Eiser heeft geen melding gedaan dat hij zijn hoofdverblijf heeft bij eiseres, zodat hij zijn inlichtingenplicht heeft geschonden. Vanwege deze schending van de inlichtingenplicht was verweerder op grond van artikel 54, derde lid, Pw gehouden de bijstand in te trekken en terug te vorderen. Tegen de hoogte van de terugvordering zijn geen gronden aangevoerd.
4.10.
Eiser heeft aangevoerd aan dat zijn psychische klachten reden geven om een dringende reden aan te nemen op grond waarvan van de terugvorderingen moet worden afgezien.

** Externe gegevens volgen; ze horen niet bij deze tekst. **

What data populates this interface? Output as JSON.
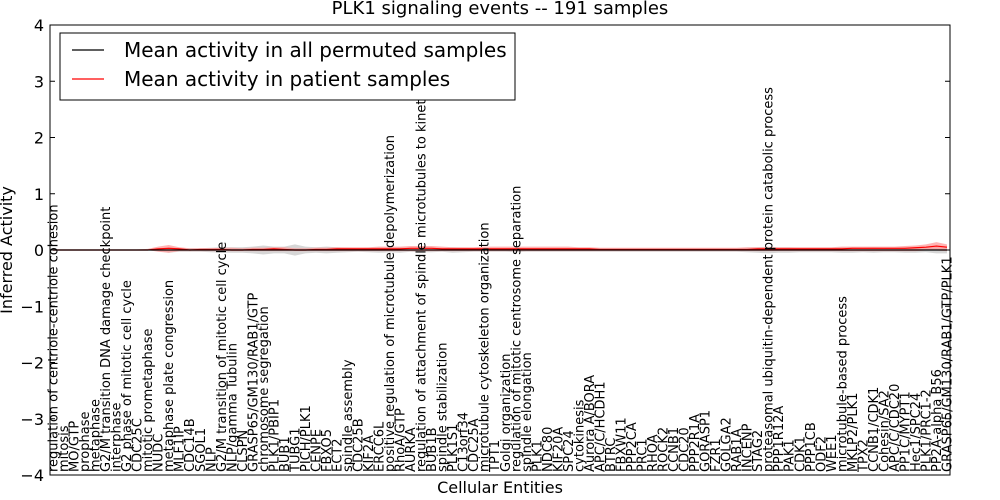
{
  "chart_data": {
    "type": "line",
    "title": "PLK1 signaling events -- 191 samples",
    "xlabel": "Cellular Entities",
    "ylabel": "Inferred Activity",
    "ylim": [
      -4,
      4
    ],
    "yticks": [
      "4",
      "3",
      "2",
      "1",
      "0",
      "−1",
      "−2",
      "−3",
      "−4"
    ],
    "legend": {
      "placement": "top-left",
      "entries": [
        {
          "label": "Mean activity in all permuted samples",
          "color": "#000000"
        },
        {
          "label": "Mean activity in patient samples",
          "color": "#ff0000"
        }
      ]
    },
    "categories": [
      "regulation of centriole-centriole cohesion",
      "mitosis",
      "MO/GTP",
      "prophase",
      "metaphase",
      "G2/M transition DNA damage checkpoint",
      "interphase",
      "G2 phase of mitotic cell cycle",
      "CDC25C",
      "mitotic prometaphase",
      "NUDC",
      "metaphase plate congression",
      "MLF1IP",
      "CDC14B",
      "SGOL1",
      "NLP",
      "G2/M transition of mitotic cell cycle",
      "NLP/gamma Tubulin",
      "CLSPN",
      "GRASP65/GM130/RAB1/GTP",
      "chromosome segregation",
      "PLK1/PBIP1",
      "BUB1",
      "TUBG1",
      "PICH/PLK1",
      "CENPE",
      "FBXO5",
      "ECT2",
      "spindle assembly",
      "CDC25B",
      "KIF2A",
      "ERCC6L",
      "positive regulation of microtubule depolymerization",
      "RhoA/GTP",
      "AURKA",
      "regulation of attachment of spindle microtubules to kinetochore",
      "BUB1B",
      "spindle stabilization",
      "PLK1S1",
      "C13orf34",
      "CDC25A",
      "microtubule cytoskeleton organization",
      "TPT1",
      "Golgi organization",
      "regulation of mitotic centrosome separation",
      "spindle elongation",
      "PLK1",
      "NDC80",
      "KIF20A",
      "SPC24",
      "cytokinesis",
      "Aurora A/BORA",
      "APC/C/HCDH1",
      "BTRC",
      "FBXW11",
      "PPP2CA",
      "PRC1",
      "RHOA",
      "ROCK2",
      "CCNB1",
      "CDC20",
      "PPP2R1A",
      "GORASP1",
      "FZR1",
      "GOLGA2",
      "RAB1A",
      "INCENP",
      "STAG2",
      "proteasomal ubiquitin-dependent protein catabolic process",
      "PPP1R12A",
      "PAK1",
      "CDK1",
      "PPP1CB",
      "ODF2",
      "WEE1",
      "microtubule-based process",
      "MKLP2/PLK1",
      "TPX2",
      "CCNB1/CDK1",
      "Cohesin/SA2",
      "APC/C/CDC20",
      "PP1C/MYPT1",
      "Hec1/SPC24",
      "PLK1/PRC1-2",
      "PP2A-alpha B56",
      "GRASP65/GM130/RAB1/GTP/PLK1"
    ],
    "series": [
      {
        "name": "Mean activity in all permuted samples",
        "color": "#000000",
        "values": [
          0,
          0,
          0,
          0,
          0,
          0,
          0,
          0,
          0,
          0,
          0,
          0,
          0,
          0,
          0,
          0,
          0,
          0,
          0,
          0,
          0,
          0,
          0,
          0,
          0,
          0,
          0,
          0,
          0,
          0,
          0,
          0,
          0,
          0,
          0,
          0,
          0,
          0,
          0,
          0,
          0,
          0,
          0,
          0,
          0,
          0,
          0,
          0,
          0,
          0,
          0,
          0,
          0,
          0,
          0,
          0,
          0,
          0,
          0,
          0,
          0,
          0,
          0,
          0,
          0,
          0,
          0,
          0,
          0,
          0,
          0,
          0,
          0,
          0,
          0,
          0,
          0,
          0,
          0,
          0,
          0,
          0,
          0,
          0,
          0,
          0
        ]
      },
      {
        "name": "Mean activity in patient samples",
        "color": "#ff0000",
        "values": [
          0.0,
          0.0,
          0.0,
          0.0,
          0.0,
          0.0,
          0.0,
          0.0,
          0.0,
          0.0,
          0.02,
          0.03,
          0.02,
          0.0,
          0.01,
          0.01,
          0.01,
          0.0,
          0.0,
          0.01,
          0.01,
          0.02,
          0.01,
          0.0,
          0.0,
          0.01,
          0.01,
          0.02,
          0.02,
          0.02,
          0.02,
          0.02,
          0.02,
          0.02,
          0.03,
          0.03,
          0.03,
          0.02,
          0.02,
          0.02,
          0.02,
          0.02,
          0.02,
          0.02,
          0.02,
          0.02,
          0.02,
          0.02,
          0.02,
          0.02,
          0.02,
          0.02,
          0.01,
          0.01,
          0.01,
          0.01,
          0.01,
          0.01,
          0.01,
          0.01,
          0.01,
          0.01,
          0.01,
          0.01,
          0.01,
          0.01,
          0.01,
          0.02,
          0.02,
          0.02,
          0.02,
          0.02,
          0.02,
          0.02,
          0.02,
          0.02,
          0.03,
          0.03,
          0.03,
          0.03,
          0.03,
          0.03,
          0.04,
          0.05,
          0.07,
          0.05
        ]
      }
    ],
    "bands": [
      {
        "name": "patient-range",
        "color": "#ff9999",
        "lower": [
          0,
          0,
          0,
          0,
          0,
          0,
          0,
          0,
          0,
          0,
          -0.03,
          -0.05,
          -0.02,
          -0.02,
          -0.02,
          -0.02,
          -0.02,
          -0.02,
          -0.02,
          -0.02,
          -0.02,
          -0.02,
          -0.02,
          -0.02,
          -0.02,
          -0.02,
          -0.02,
          -0.02,
          -0.02,
          -0.02,
          -0.02,
          -0.02,
          -0.02,
          -0.02,
          -0.02,
          -0.02,
          -0.02,
          -0.02,
          -0.02,
          -0.02,
          -0.02,
          -0.02,
          -0.02,
          -0.02,
          -0.02,
          -0.02,
          -0.02,
          -0.02,
          -0.02,
          -0.02,
          -0.02,
          -0.02,
          -0.02,
          -0.02,
          -0.02,
          -0.02,
          -0.02,
          -0.02,
          -0.02,
          -0.02,
          -0.02,
          -0.02,
          -0.02,
          -0.02,
          -0.02,
          -0.02,
          -0.02,
          -0.02,
          -0.02,
          -0.02,
          -0.02,
          -0.02,
          -0.02,
          -0.02,
          -0.02,
          -0.02,
          -0.02,
          -0.02,
          -0.02,
          -0.02,
          -0.02,
          -0.02,
          -0.02,
          -0.01,
          -0.01,
          -0.02
        ],
        "upper": [
          0.01,
          0.01,
          0.01,
          0.01,
          0.01,
          0.01,
          0.01,
          0.01,
          0.01,
          0.02,
          0.06,
          0.09,
          0.05,
          0.03,
          0.03,
          0.03,
          0.04,
          0.04,
          0.03,
          0.04,
          0.04,
          0.05,
          0.05,
          0.03,
          0.03,
          0.04,
          0.04,
          0.05,
          0.05,
          0.05,
          0.05,
          0.06,
          0.06,
          0.06,
          0.07,
          0.07,
          0.07,
          0.06,
          0.05,
          0.05,
          0.05,
          0.06,
          0.06,
          0.06,
          0.06,
          0.06,
          0.06,
          0.06,
          0.06,
          0.06,
          0.05,
          0.05,
          0.04,
          0.04,
          0.04,
          0.04,
          0.04,
          0.04,
          0.04,
          0.04,
          0.04,
          0.04,
          0.04,
          0.04,
          0.04,
          0.04,
          0.05,
          0.05,
          0.05,
          0.05,
          0.05,
          0.05,
          0.05,
          0.05,
          0.05,
          0.06,
          0.06,
          0.06,
          0.06,
          0.06,
          0.06,
          0.07,
          0.08,
          0.1,
          0.14,
          0.1
        ]
      },
      {
        "name": "permuted-range",
        "color": "#c8c8c8",
        "lower": [
          0,
          0,
          0,
          0,
          0,
          0,
          0,
          0,
          -0.01,
          -0.01,
          -0.02,
          -0.05,
          -0.03,
          -0.03,
          -0.03,
          -0.04,
          -0.05,
          -0.05,
          -0.05,
          -0.06,
          -0.08,
          -0.06,
          -0.06,
          -0.1,
          -0.06,
          -0.05,
          -0.06,
          -0.05,
          -0.04,
          -0.03,
          -0.04,
          -0.05,
          -0.04,
          -0.05,
          -0.03,
          -0.04,
          -0.04,
          -0.03,
          -0.05,
          -0.04,
          -0.03,
          -0.03,
          -0.03,
          -0.03,
          -0.04,
          -0.03,
          -0.03,
          -0.03,
          -0.03,
          -0.03,
          -0.03,
          -0.03,
          -0.03,
          -0.03,
          -0.03,
          -0.03,
          -0.03,
          -0.03,
          -0.03,
          -0.03,
          -0.03,
          -0.03,
          -0.03,
          -0.03,
          -0.03,
          -0.03,
          -0.04,
          -0.05,
          -0.06,
          -0.05,
          -0.05,
          -0.04,
          -0.04,
          -0.04,
          -0.04,
          -0.05,
          -0.05,
          -0.04,
          -0.05,
          -0.04,
          -0.04,
          -0.05,
          -0.05,
          -0.04,
          -0.06,
          -0.06
        ],
        "upper": [
          0,
          0,
          0,
          0,
          0,
          0,
          0,
          0,
          0.01,
          0.01,
          0.02,
          0.05,
          0.03,
          0.03,
          0.03,
          0.04,
          0.05,
          0.05,
          0.05,
          0.06,
          0.08,
          0.06,
          0.06,
          0.1,
          0.06,
          0.05,
          0.06,
          0.05,
          0.04,
          0.03,
          0.04,
          0.05,
          0.04,
          0.05,
          0.03,
          0.04,
          0.04,
          0.03,
          0.05,
          0.04,
          0.03,
          0.03,
          0.03,
          0.03,
          0.04,
          0.03,
          0.03,
          0.03,
          0.03,
          0.03,
          0.03,
          0.03,
          0.03,
          0.03,
          0.03,
          0.03,
          0.03,
          0.03,
          0.03,
          0.03,
          0.03,
          0.03,
          0.03,
          0.03,
          0.03,
          0.03,
          0.04,
          0.05,
          0.06,
          0.05,
          0.05,
          0.04,
          0.04,
          0.04,
          0.04,
          0.05,
          0.05,
          0.04,
          0.05,
          0.04,
          0.04,
          0.05,
          0.05,
          0.04,
          0.06,
          0.06
        ]
      }
    ]
  }
}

Hij heeft er in dit verband op gewezen dat hij vanwege deze klachten onder behandeling is bij de Brijder. De rechtbank volgt eiser hier niet in. Dringende redenen als bedoeld in artikel 58, achtste lid, van de PW doen zich alleen voor als de terugvordering onaanvaardbare sociale en/of financiële gevolgen voor de betrokkene heeft. Het moet dan gaan om gevallen waarin iets bijzonders en uitzonderlijks aan de hand is. Degene die zich beroept op dringende redenen, moet die redenen aannemelijk maken. Daar is eiser niet in geslaagd, nu eiser niet medisch heeft onderbouwd dat zijn psychische klachten zodanig zijn dat de terugvordering onaanvaardbare gevolgen voor hem heeft.
4.11.
Tegen de medeterugvorderingen en tegen de afwijzing van de bijzondere bijstand zijn geen zelfstandige gronden aangevoerd, zodat deze geen verdere bespreking behoeven.
5. Het beroep is ongegrond.
6. Voor een proceskostenveroordeling bestaat geen aanleiding.

Beslissing

De rechtbank verklaart het beroep ongegrond.
Deze uitspraak is gedaan door mr. M. van Paridon, rechter, in aanwezigheid van W.M. Colpa, griffier. De uitspraak is uitgesproken in het openbaar op 26 januari 2023.
griffier
rechter
Een afschrift van deze uitspraak is verzonden aan partijen op:

Bent u het niet eens met deze uitspraak?

Als u het niet eens bent met deze uitspraak, kunt u een brief sturen naar de Centrale Raad van Beroep waarin u uitlegt waarom u het er niet mee eens bent. Dit heet een beroepschrift. U moet dit beroepschrift indienen binnen 6 weken na de dag waarop deze uitspraak is verzonden. U ziet deze datum hierboven.